Com cinco atrações que exaltam a cultura afro em Pernambuco, o projeto Terça Negra Especial de Carnaval retoma suas atividades momescas nesta terça-feira (27), no Pátio de São Pedro, área central do Recife, com apresentações de maracatu, afoxé e shows de rap.

Entre as atrações que se apresentam nesta primeira edição no Carnaval 2026, que iniciará às 19h, estão DJ Baloo, Okado do Canal, Caetana, Afoxé Ilê de Egbá e grupo Edún Àrá Sangô.

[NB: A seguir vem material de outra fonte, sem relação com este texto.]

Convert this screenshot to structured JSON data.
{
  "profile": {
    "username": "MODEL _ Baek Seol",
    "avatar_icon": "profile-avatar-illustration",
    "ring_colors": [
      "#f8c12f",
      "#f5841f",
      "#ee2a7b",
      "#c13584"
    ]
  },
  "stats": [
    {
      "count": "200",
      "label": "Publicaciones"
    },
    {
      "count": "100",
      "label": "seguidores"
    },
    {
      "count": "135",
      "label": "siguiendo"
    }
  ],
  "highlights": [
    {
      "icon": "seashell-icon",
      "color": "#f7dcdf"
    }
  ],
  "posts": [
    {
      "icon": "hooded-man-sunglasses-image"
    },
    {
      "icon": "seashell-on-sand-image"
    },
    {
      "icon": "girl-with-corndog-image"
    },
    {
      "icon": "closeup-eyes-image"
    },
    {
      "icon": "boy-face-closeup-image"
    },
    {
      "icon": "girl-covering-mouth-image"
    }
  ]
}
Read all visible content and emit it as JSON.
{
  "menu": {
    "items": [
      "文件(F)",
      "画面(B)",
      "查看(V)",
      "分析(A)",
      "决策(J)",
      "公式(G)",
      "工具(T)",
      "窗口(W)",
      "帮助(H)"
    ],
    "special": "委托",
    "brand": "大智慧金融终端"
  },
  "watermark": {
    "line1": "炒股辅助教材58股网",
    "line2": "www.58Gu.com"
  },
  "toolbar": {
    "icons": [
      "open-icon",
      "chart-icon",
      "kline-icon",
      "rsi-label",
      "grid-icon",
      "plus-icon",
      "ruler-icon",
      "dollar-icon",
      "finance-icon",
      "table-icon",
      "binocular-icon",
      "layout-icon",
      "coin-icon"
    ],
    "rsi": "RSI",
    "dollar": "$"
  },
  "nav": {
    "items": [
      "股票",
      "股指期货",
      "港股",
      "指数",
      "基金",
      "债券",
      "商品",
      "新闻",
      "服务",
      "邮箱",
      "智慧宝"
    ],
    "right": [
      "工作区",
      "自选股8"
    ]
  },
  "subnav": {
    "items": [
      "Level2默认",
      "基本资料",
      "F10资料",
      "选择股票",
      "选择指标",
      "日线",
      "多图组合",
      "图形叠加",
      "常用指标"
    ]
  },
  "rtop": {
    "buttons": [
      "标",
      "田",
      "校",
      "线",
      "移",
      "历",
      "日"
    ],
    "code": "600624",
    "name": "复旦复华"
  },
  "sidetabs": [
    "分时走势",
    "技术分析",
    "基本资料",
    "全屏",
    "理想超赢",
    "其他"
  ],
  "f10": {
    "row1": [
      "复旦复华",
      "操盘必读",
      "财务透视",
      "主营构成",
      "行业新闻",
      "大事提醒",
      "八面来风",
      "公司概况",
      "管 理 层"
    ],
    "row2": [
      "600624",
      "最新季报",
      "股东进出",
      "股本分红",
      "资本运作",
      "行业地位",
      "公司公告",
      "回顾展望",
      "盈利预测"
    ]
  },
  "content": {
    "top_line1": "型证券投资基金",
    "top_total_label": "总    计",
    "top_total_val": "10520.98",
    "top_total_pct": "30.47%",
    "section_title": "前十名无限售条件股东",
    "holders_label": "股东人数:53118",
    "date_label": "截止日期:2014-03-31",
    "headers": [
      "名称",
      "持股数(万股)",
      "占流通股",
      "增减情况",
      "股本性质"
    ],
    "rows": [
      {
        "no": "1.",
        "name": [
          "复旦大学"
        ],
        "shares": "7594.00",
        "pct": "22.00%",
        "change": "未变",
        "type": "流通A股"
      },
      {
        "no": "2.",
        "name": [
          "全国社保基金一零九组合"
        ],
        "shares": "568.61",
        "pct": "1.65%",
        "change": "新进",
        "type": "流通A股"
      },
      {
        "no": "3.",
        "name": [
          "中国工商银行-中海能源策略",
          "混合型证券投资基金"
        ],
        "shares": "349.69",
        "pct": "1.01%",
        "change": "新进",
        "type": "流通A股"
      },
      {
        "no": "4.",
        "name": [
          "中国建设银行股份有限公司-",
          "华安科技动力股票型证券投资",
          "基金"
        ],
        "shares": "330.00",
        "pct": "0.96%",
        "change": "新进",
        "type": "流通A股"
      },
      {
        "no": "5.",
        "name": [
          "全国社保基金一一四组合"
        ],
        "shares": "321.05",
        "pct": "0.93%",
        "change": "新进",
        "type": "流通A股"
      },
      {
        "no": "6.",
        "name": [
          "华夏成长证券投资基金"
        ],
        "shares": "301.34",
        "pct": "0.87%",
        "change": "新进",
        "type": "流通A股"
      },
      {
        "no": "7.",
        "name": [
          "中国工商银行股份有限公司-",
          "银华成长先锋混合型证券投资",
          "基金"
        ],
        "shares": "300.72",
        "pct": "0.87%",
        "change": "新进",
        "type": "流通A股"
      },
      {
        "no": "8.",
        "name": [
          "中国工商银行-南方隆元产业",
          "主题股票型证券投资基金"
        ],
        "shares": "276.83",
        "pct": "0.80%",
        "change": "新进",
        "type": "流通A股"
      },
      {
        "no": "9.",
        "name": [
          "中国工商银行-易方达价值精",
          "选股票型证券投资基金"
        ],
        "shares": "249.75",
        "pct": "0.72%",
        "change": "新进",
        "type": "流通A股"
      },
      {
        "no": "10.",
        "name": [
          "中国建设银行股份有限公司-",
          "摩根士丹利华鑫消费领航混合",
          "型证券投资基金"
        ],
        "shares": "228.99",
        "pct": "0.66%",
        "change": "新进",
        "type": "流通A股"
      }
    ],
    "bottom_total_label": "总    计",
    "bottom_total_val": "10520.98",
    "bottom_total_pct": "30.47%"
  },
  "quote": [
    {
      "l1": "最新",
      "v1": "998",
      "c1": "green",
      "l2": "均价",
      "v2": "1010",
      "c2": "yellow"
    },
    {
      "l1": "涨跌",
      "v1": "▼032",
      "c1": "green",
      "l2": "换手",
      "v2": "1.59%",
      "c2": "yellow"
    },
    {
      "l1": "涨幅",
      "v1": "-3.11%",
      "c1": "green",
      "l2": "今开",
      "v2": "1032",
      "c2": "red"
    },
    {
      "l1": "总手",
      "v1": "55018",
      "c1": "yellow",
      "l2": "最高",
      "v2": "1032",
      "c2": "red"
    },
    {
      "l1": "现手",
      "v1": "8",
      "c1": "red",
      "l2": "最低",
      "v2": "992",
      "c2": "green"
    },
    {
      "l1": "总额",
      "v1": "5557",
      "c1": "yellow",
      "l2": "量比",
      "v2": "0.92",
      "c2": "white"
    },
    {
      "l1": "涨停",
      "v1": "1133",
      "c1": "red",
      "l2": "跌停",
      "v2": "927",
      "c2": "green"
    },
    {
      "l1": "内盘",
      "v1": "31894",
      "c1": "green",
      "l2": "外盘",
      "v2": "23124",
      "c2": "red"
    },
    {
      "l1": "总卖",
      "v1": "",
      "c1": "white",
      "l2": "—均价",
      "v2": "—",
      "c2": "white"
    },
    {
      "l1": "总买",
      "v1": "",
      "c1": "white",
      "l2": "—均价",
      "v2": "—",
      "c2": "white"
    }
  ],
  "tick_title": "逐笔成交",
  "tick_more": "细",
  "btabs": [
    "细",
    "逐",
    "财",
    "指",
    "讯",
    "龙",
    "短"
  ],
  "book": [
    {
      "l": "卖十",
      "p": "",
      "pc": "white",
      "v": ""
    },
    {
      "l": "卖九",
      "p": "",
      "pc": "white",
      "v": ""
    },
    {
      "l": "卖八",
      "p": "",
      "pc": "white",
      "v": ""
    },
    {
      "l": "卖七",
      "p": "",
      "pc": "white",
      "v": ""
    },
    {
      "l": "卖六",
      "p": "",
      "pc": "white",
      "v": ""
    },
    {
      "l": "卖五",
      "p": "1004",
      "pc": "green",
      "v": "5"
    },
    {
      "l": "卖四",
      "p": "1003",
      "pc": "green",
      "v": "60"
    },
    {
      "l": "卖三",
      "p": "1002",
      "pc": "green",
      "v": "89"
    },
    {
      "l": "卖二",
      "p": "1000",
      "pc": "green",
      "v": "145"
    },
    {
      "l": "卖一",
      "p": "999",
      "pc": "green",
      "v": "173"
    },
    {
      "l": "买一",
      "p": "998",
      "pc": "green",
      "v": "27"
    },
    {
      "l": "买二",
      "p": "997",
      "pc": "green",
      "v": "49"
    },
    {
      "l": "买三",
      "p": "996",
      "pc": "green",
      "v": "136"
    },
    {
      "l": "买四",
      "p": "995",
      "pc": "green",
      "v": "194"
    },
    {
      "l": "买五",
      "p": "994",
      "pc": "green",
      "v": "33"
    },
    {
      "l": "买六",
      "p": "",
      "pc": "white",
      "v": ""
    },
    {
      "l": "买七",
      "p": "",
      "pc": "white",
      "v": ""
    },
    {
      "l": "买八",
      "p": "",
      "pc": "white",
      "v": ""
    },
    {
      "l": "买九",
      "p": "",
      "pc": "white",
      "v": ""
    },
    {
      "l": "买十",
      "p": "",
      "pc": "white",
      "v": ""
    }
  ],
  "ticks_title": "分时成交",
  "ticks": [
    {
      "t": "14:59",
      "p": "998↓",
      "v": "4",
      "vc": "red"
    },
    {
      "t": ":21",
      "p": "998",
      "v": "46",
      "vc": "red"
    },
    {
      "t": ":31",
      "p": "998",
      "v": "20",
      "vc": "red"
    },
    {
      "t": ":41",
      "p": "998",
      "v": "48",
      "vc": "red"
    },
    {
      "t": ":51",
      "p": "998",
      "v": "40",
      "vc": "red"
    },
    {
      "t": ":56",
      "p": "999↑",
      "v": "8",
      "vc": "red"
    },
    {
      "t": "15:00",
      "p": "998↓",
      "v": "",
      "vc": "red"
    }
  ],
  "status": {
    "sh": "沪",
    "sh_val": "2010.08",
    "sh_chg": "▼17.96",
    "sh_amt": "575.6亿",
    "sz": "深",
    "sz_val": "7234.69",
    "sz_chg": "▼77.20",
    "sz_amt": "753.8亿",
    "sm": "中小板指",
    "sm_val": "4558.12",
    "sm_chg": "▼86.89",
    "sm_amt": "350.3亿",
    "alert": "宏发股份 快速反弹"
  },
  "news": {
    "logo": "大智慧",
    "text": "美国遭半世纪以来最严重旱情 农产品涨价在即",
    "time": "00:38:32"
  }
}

A iniciativa é uma parceria entre o Movimento Negro Unificado (MNU) e a Prefeitura do Recife, que visa difundir e estimular reflexões a respeito da influência afro nas expressões artísticas do Estado.

Durante o Carnaval 2026, ainda haverá mais duas edições do projeto, acontecendo nos dias 03 e 10 de fevereiro. Ao todo, serão 15 atrações que irão ecoar a sonoridade negra de Pernambuco.

A Terça Negra iniciou suas atividades em 1998, no Pagode do Didi, localizado na Rua Ulhôa Cintra, no bairro de Santo Antônio. Em 2001, o projeto passou a acontecer no Pátio de São Pedro, tornando-se parte do calendário cultural oficial do Recife.

O encontro cultural foi criado pelo Movimento Negro Unificado (MNU), que surgiu no Recife em 1979 e ganhou força na década de 1990. A ideia do MNU é ampliar a musicalidade negra no estado, divulgando outras vertentes da cultura negra além do samba de raiz, como o maracatu, o afoxé, o côco de roda e até o reggae e o hip hop.

Ordem das apresentações

O primeiro a subir no palco nesta terça (27) é o DJ Baloo, que irá abrir o evento. Na sequência, será a vez do Afoxé Ylê de Egbá, que completa 40 anos em 2026, mesclar Ijexá a ritmos Yorubás, resultando em arranjos e músicas que dão toques singulares às suas batidas.

Depois a seguirá ao som do rap de Okado do Canal. Com mais de 10 anos de carreira, Okado do Canal é reconhecido por sua atuação junto aos jovens da comunidade do Canal do Arruda, seu território geográfico e afetivo.

A noite segue com o grupo Edún Àrá Sangô, coletivo que apresenta repertório ancestral com canções autorais, trazendo a cultura dos terreiros de candomblé ao palco e cujas composições passaram por gêneros musicais variados que vão desde o nagô pernambucano, ao culto yorubá e até mesmo à santeria cubana.

A apoteose da primeira edição da Terça Negra fica por conta de Caetana, artista trans que cultua o cancioneiro popular nordestino e combate, por meio das músicas, o racismo e à transfobia , misturando Hip-Hop, Trap music, Rap, Pop, Funk, Jazz, Blues, Reggaeton e Black Music.